Traveling in an occupied territory takes a long time. One member who regularly attends communion says it takes him an hour and a half to travel the five miles to reach the communion. As anywhere, some of the delay is due to traffic. Unlike most other places though, checkpoints are a big factor. The bus from Bethlehem goes through a checkpoint before entering Jerusalem. The last few times I have undertaken this journey no one was required to leave the bus. So yesterday I was not expecting people to leave the bus and I was not quick enough. I stayed on the bus as soldiers came through to check the passports of the elderly and pregnant who had not left the bus. In front of me sat a developmentally disabled man. A soldier shouted at him and asked him why he hadn’t got off the bus. The bus driver had to intervene and explain that he was developmentally disabled.
I arrived five minutes before the communion ended. Afterwards a man introduced himself as a Quaker from London. He explained that on Sunday he would be starting a tour of Palestine/Israel with four other Quakers and five Jews. The Quakers had decided to support the boycott of settlement goods, a move that elicited a strong Jewish backlash. Because of this the Quakers invited Jews to come and speak with them.

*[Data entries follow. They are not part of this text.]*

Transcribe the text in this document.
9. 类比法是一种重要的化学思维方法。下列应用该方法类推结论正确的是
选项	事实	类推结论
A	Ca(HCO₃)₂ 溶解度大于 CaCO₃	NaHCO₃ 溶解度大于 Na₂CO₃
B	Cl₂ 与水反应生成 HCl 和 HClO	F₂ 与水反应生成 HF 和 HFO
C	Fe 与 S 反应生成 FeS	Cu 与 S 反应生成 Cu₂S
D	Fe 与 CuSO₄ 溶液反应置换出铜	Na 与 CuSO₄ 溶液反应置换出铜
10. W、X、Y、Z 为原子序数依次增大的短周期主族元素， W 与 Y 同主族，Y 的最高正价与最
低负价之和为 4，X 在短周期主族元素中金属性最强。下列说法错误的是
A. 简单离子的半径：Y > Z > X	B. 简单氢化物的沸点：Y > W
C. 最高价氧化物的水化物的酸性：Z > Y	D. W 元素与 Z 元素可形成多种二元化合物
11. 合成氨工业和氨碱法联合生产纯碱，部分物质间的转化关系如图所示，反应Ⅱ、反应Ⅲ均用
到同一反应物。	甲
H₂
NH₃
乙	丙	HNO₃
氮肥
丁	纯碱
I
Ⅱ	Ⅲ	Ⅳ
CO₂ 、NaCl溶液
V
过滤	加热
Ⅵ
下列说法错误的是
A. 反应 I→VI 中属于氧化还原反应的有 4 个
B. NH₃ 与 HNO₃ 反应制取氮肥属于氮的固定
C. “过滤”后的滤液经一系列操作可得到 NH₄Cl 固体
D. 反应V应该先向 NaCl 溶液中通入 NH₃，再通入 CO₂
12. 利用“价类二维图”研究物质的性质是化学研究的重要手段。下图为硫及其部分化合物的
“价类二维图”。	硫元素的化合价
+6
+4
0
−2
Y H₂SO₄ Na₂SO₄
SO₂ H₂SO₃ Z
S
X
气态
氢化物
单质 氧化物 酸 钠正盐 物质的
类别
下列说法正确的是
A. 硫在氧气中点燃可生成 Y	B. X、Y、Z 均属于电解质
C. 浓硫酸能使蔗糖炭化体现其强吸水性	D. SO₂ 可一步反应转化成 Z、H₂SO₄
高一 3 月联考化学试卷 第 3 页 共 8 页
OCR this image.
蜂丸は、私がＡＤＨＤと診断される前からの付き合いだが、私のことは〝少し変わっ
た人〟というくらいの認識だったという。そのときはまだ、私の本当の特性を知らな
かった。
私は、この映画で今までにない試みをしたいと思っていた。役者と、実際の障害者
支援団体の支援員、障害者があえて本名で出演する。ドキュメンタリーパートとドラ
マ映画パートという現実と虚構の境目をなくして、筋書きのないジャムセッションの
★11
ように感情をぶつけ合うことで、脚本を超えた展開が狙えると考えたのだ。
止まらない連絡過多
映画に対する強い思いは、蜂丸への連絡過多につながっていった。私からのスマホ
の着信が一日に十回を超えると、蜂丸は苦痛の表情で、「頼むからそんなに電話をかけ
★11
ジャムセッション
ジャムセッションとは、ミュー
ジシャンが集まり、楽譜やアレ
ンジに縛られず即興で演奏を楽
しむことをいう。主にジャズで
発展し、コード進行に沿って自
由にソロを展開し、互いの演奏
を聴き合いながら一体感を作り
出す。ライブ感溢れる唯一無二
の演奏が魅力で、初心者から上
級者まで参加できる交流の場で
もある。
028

The Quakers described how for the first three meetings they just listened to people’s anger and hurt. By the fourth meeting humour was introduced and by the fifth the Quakers were able to share their point of view as well as listen.
Now, two years after the first meeting, four Orthodox Jews and one Liberal have joined the group of Quakers on a fact-finding mission to Israel and Palestine to see things for themselves. People at Sabeel praised the Quakers for their effort and for not giving up the boycott and caving in to the opposition as so many Christian groups do. The Quakers talked about the importance of seeing that of God inside everyone and connecting with people. They said they appreciated how far their Jewish friends had come over the past two years.
I sympathized with this point of view, but had a rude awakening when a Palestinian woman said that if the Jews take another two years to move on further and change their minds about the situation, then there will be no land left for the Palestinians. How valid are our liberal opinions and the view that everyone moves at their own pace and must be listened to, when every day children are being arrested, people killed, houses demolished and land seized? I can offer no answers. Dialogue is vital, yet who should be involved in it and what else has to be done?